Computational molecular dynamics (MD) simulations of the PEPAD peptide were carried out in four distinct environments to evaluate its structural behavior: aqueous solution with 0.15 M NaCl, SDS micelles, a mixed water/TFE solvent (1:1), and a lipid bilayer composed of 60% POPC, 20% POPE, and 20% POPS. All systems were constructed using the CHARMM-GUI interface, and simulations were performed with the CHARMM36m force field [46]. In the aqueous system, the peptide was solvated in a 50 Å cubic box of TIP3P water, with NaCl added through stochastic replacement of water molecules.
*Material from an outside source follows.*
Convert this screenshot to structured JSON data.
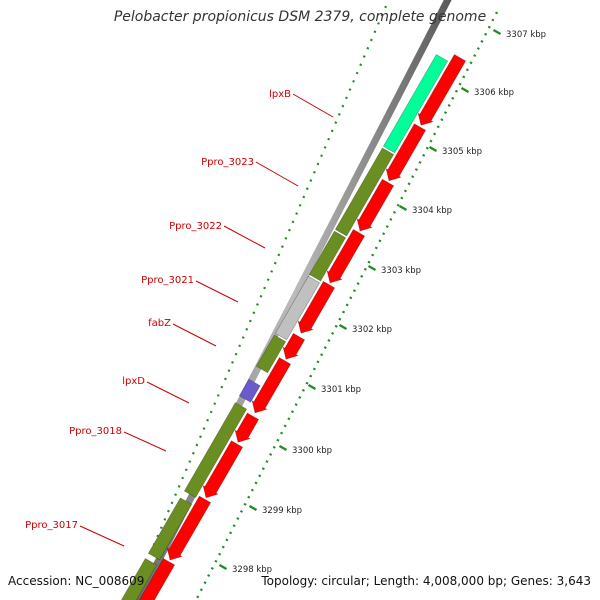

For the micellar system, the peptide was positioned at the hydrophobic core of the SDS micelle, followed by solvation and ionic concentration adjustment. The water/TFE system was prepared at a 1:1 volumetric ratio without ion addition. In the lipid bilayer system, the peptide was placed at the membrane surface, and the simulation box was extended to 100 Å along the Z-axis to prevent artificial periodic interactions. All systems underwent energy minimization and equilibration steps under NVT and NPT ensembles for 120 ps, with gradually reduced positional restraints. Production runs were performed for 200 ns in the solution, SDS, and TFE systems, and for 700 ns in the lipid bilayer, using GROMACS 2025.2 software [47] with a v-rescale thermostat (303.15 K) and a C-rescale barostat (1 atm). Structural stability throughout the simulations was assessed by calculating root mean square deviation (RMSD) and root mean square fluctuation (RMSF) values.

4.11. Statistical Analysis

All results were expressed as means ± standard deviations of the means, with the procedures performed in triplicate in three independent experiments. Differences between groups were determined by one-way analysis of variance (ANOVA), followed by a Student–Newman–Keuls post-test. The results were analyzed using the GraphPad Prism 8.0 software. Data were considered significant when p < 0.05.

5. Conclusions

In this study, we demonstrated that PEPAD exhibits significant antiproliferative effects by selectively reducing the viability of murine melanoma cells (B16F10-Nex2) without harming healthy cells such as murine macrophages (RAW 264.7) and human fibroblasts (FN1). In addition to inhibiting cancer cell migration, PEPAD induced characteristic features of apoptosis, such as chromatin condensation and mitochondrial swelling, as observed through fluorescence microscopy. Flow cytometry analysis confirmed the induction of apoptosis, with a substantial proportion of cells being Annexin V-positive, including those in late apoptosis or secondary necrosis. Caspase activation was also detected using a fluorescent marker, reinforcing apoptosis as a key mechanism of action. Moreover, PEPAD promoted the release of damage-associated molecular patterns (DAMPs), suggesting its potential to induce immunogenic cell death. Finally, molecular dynamics simulations demonstrated that PEPAD remains structurally stable in membrane-mimetic environments, adopting a stable α-helical conformation and interacting consistently with lipid bilayers. These findings highlight PEPAD as a promising anticancer agent with both efficiency and selectivity. However, further studies are needed to investigate the molecular mechanisms underlying its antimetastatic effects and to evaluate its therapeutic potential in vivo, with the goal of developing a new strategy for cancer treatment.